この協力が喫緊の課題となっている背景には、中国による最近の行動があります。10月初旬、北京は国家安全保障を名目としてレアアースの輸出管理を強化し、これが世界市場に緊張をもたらしました。これらの措置は、中国が極めて重要な原材料に対する影響力を強めようとする試みと見なされています。このような北京の動きは、同盟国に対し、代替的な供給ルートを模索するよう強く促す要因となっています。

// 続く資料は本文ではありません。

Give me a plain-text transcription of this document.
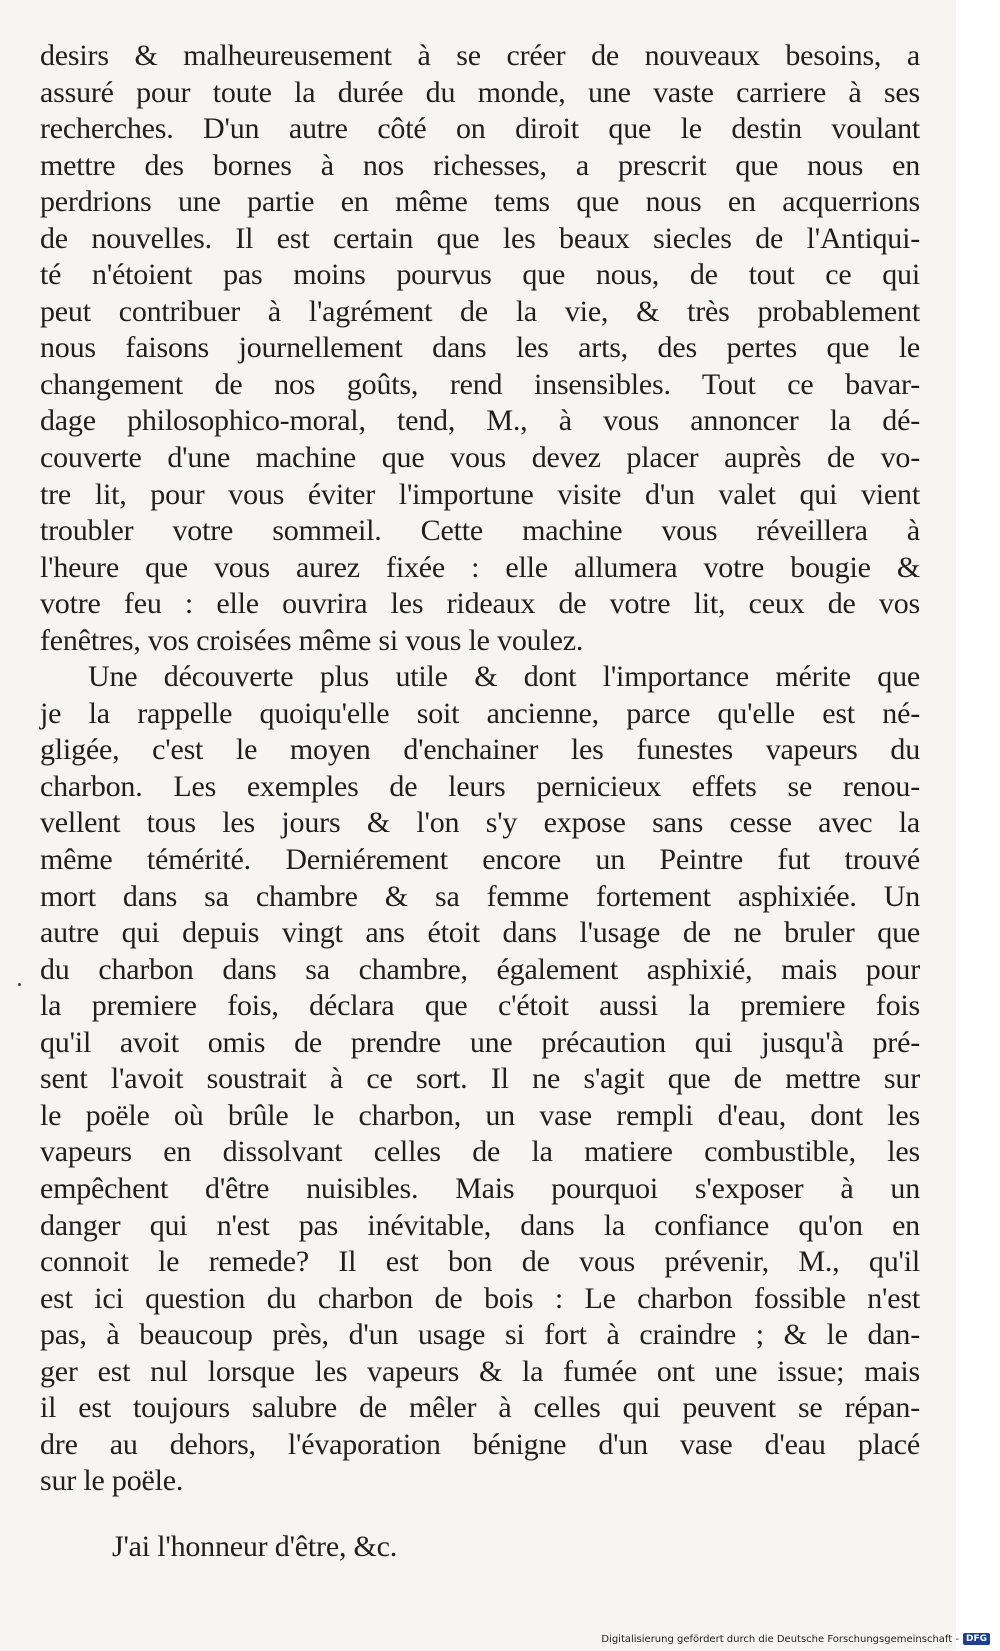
desirs & malheureusement à se créer de nouveaux besoins, a
assuré pour toute la durée du monde, une vaste carriere à ses
recherches. D'un autre côté on diroit que le destin voulant
mettre des bornes à nos richesses, a prescrit que nous en
perdrions une partie en même tems que nous en acquerrions
de nouvelles. Il est certain que les beaux siecles de l'Antiqui-
té n'étoient pas moins pourvus que nous, de tout ce qui
peut contribuer à l'agrément de la vie, & très probablement
nous faisons journellement dans les arts, des pertes que le
changement de nos goûts, rend insensibles. Tout ce bavar-
dage philosophico-moral, tend, M., à vous annoncer la dé-
couverte d'une machine que vous devez placer auprès de vo-
tre lit, pour vous éviter l'importune visite d'un valet qui vient
troubler votre sommeil. Cette machine vous réveillera à
l'heure que vous aurez fixée : elle allumera votre bougie &
votre feu : elle ouvrira les rideaux de votre lit, ceux de vos
fenêtres, vos croisées même si vous le voulez.
Une découverte plus utile & dont l'importance mérite que
je la rappelle quoiqu'elle soit ancienne, parce qu'elle est né-
gligée, c'est le moyen d'enchainer les funestes vapeurs du
charbon. Les exemples de leurs pernicieux effets se renou-
vellent tous les jours & l'on s'y expose sans cesse avec la
même témérité. Derniérement encore un Peintre fut trouvé
mort dans sa chambre & sa femme fortement asphixiée. Un
autre qui depuis vingt ans étoit dans l'usage de ne bruler que
du charbon dans sa chambre, également asphixié, mais pour
la premiere fois, déclara que c'étoit aussi la premiere fois
qu'il avoit omis de prendre une précaution qui jusqu'à pré-
sent l'avoit soustrait à ce sort. Il ne s'agit que de mettre sur
le poële où brûle le charbon, un vase rempli d'eau, dont les
vapeurs en dissolvant celles de la matiere combustible, les
empêchent d'être nuisibles. Mais pourquoi s'exposer à un
danger qui n'est pas inévitable, dans la confiance qu'on en
connoit le remede? Il est bon de vous prévenir, M., qu'il
est ici question du charbon de bois : Le charbon fossible n'est
pas, à beaucoup près, d'un usage si fort à craindre ; & le dan-
ger est nul lorsque les vapeurs & la fumée ont une issue; mais
il est toujours salubre de mêler à celles qui peuvent se répan-
dre au dehors, l'évaporation bénigne d'un vase d'eau placé
sur le poële.
J'ai l'honneur d'être, &c.
Digitalisierung gefördert durch die Deutsche Forschungsgemeinschaft - DFG
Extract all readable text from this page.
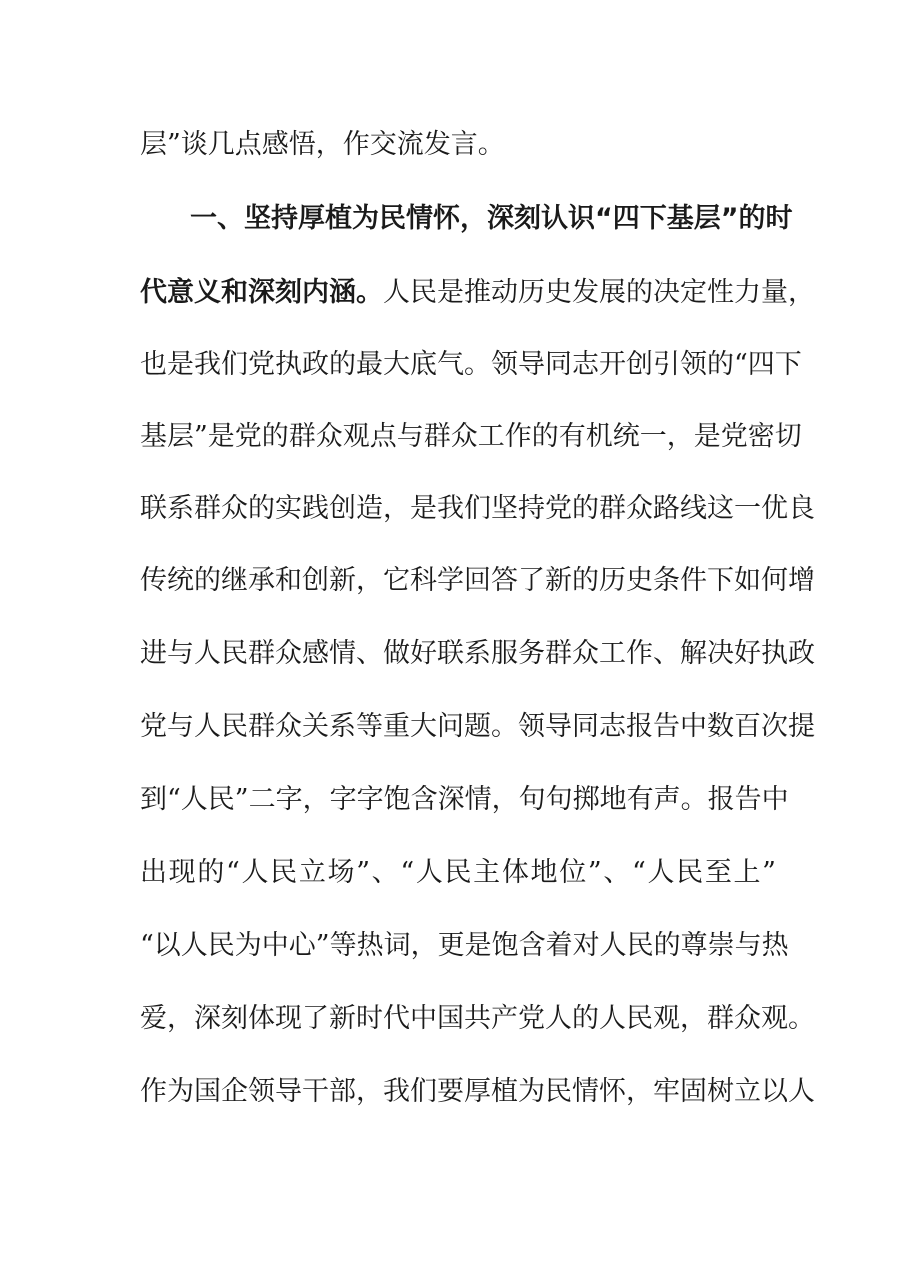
层”谈几点感悟，作交流发言。
一、坚持厚植为民情怀，深刻认识“四下基层”的时
代意义和深刻内涵。人民是推动历史发展的决定性力量，
也是我们党执政的最大底气。领导同志开创引领的“四下
基层”是党的群众观点与群众工作的有机统一，是党密切
联系群众的实践创造，是我们坚持党的群众路线这一优良
传统的继承和创新，它科学回答了新的历史条件下如何增
进与人民群众感情、做好联系服务群众工作、解决好执政
党与人民群众关系等重大问题。领导同志报告中数百次提
到“人民”二字，字字饱含深情，句句掷地有声。报告中
出现的“人民立场”、“人民主体地位”、“人民至上”
“以人民为中心”等热词，更是饱含着对人民的尊崇与热
爱，深刻体现了新时代中国共产党人的人民观，群众观。
作为国企领导干部，我们要厚植为民情怀，牢固树立以人
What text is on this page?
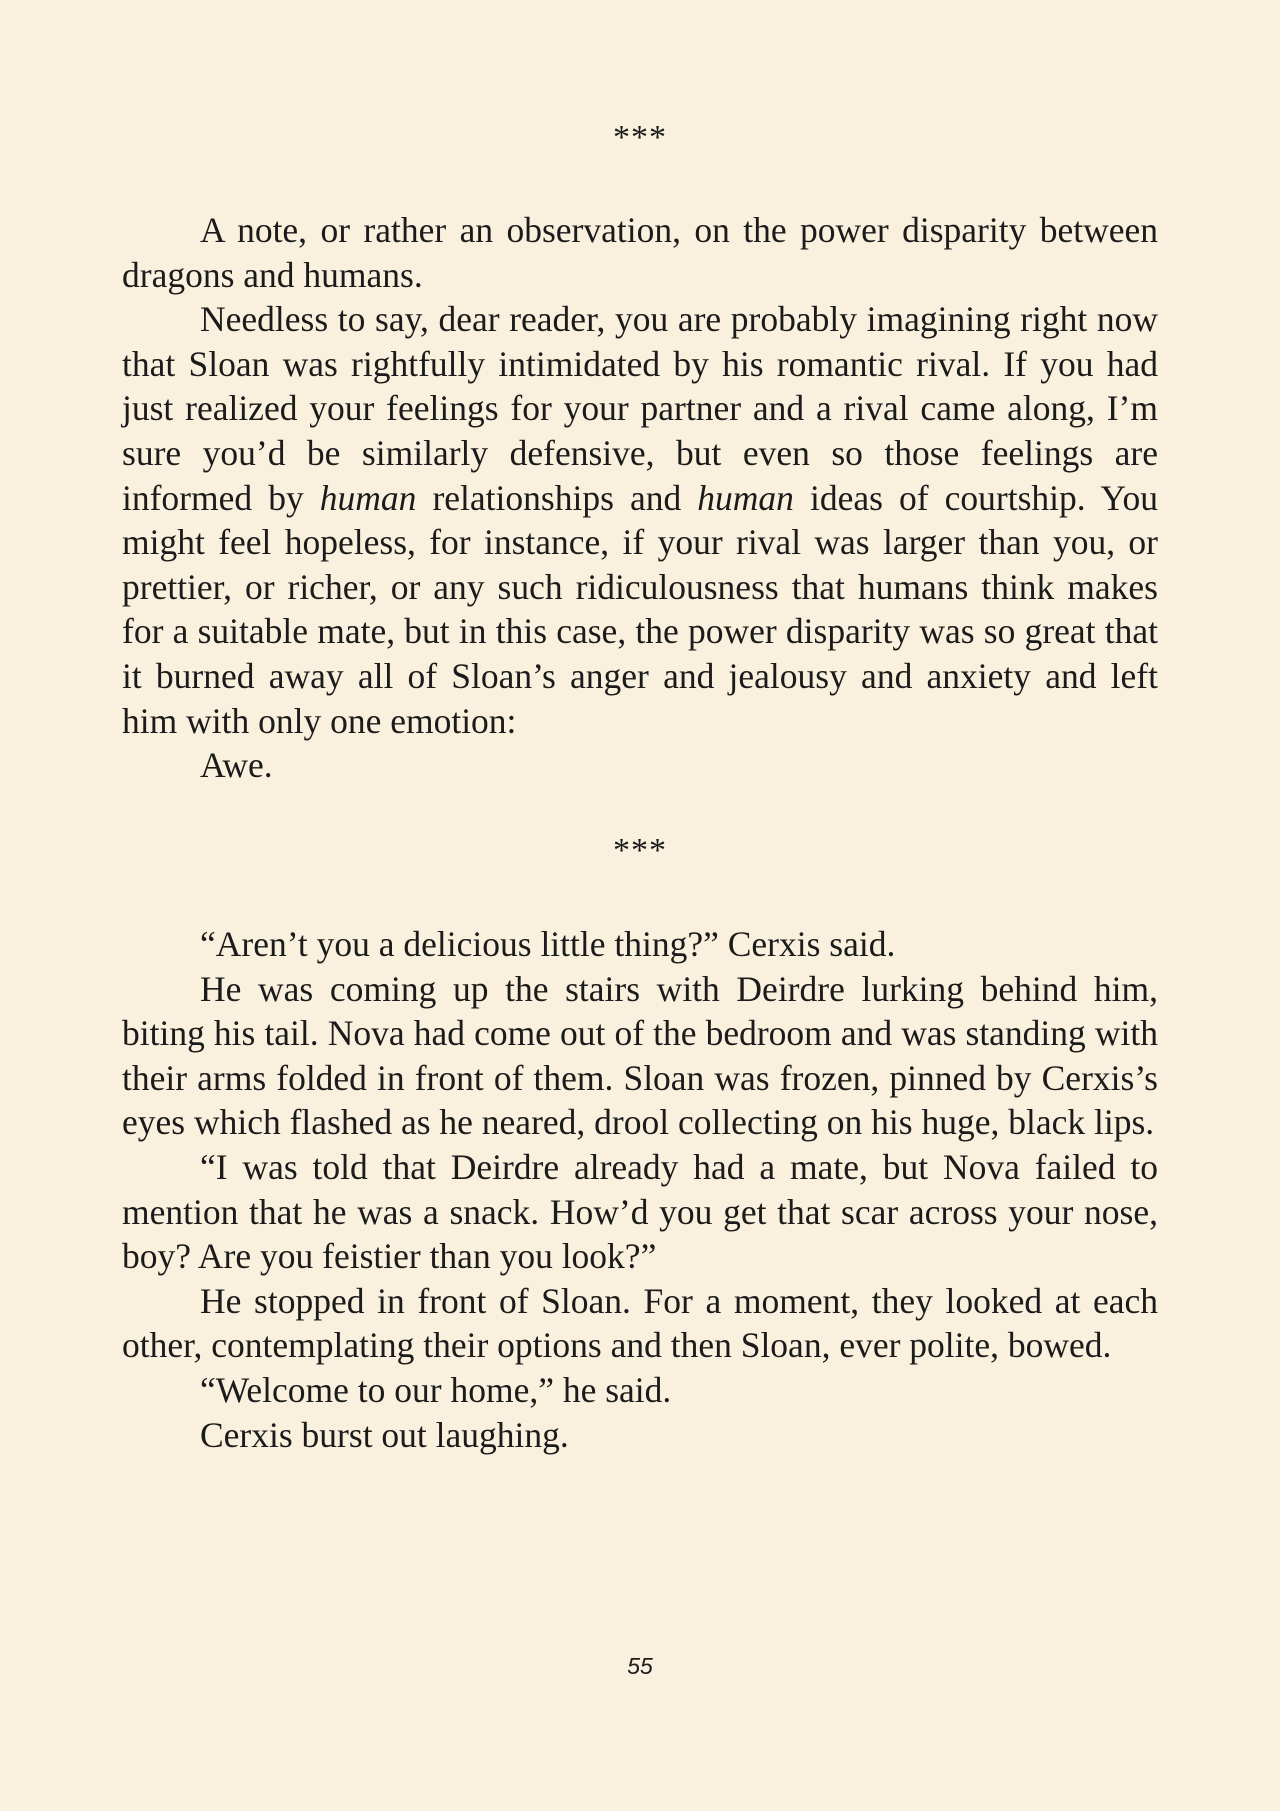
***

A note, or rather an observation, on the power disparity between dragons and humans.

Needless to say, dear reader, you are probably imagining right now that Sloan was rightfully intimidated by his romantic rival. If you had just realized your feelings for your partner and a rival came along, I’m sure you’d be similarly defensive, but even so those feelings are informed by human relationships and human ideas of courtship. You might feel hopeless, for instance, if your rival was larger than you, or prettier, or richer, or any such ridiculousness that humans think makes for a suitable mate, but in this case, the power disparity was so great that it burned away all of Sloan’s anger and jealousy and anxiety and left him with only one emotion:

Awe.

***

“Aren’t you a delicious little thing?” Cerxis said.

He was coming up the stairs with Deirdre lurking behind him, biting his tail. Nova had come out of the bedroom and was standing with their arms folded in front of them. Sloan was frozen, pinned by Cerxis’s eyes which flashed as he neared, drool collecting on his huge, black lips.

“I was told that Deirdre already had a mate, but Nova failed to mention that he was a snack. How’d you get that scar across your nose, boy? Are you feistier than you look?”

He stopped in front of Sloan. For a moment, they looked at each other, contemplating their options and then Sloan, ever polite, bowed.

“Welcome to our home,” he said.

Cerxis burst out laughing.

55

電気自動車用バッテリーに使用されるリチウムやコバルトといった重要鉱物の需要は、今後数十年間で400%から600%増加すると予測されており、リチウムとグラファイトに至っては4000%もの急増が見込まれています。日米両国は、署名から6か月以内に輸出向け最終製品の製造プロジェクトを支援するという共同行動を通じて、完全かつ独立した生産サイクルを構築する決意を示しています。この動きは、トランプ大統領が以前にマレーシアやタイと締結した類似の協定に続く、一貫した戦略の延長線上にあります。
中国への依存に対する懸念はヨーロッパでも共有されており、欧州委員会のウルズラ・フォン・デア・ライエン委員長は以前、ヨーロッパの供給安全保障にとって重大なリスクがあると述べています。専門家が指摘するように、コバルトの主要な埋蔵量がDRC(コンゴ民主共和国)に、ニッケルがオーストラリアやインドネシアにあるにもかかわらず、中国は世界のコバルト、リチウム、ニッケル、およびレアアースの半分以上の精製を支配しています。ワシントンと東京の協力は、供給源の多様化と倫理的な調達を目指す「重要鉱物安全保障パートナーシップ(Minerals Security Partnership)」のような、より広範な多国間イニシアティブの中に位置づけられるものです。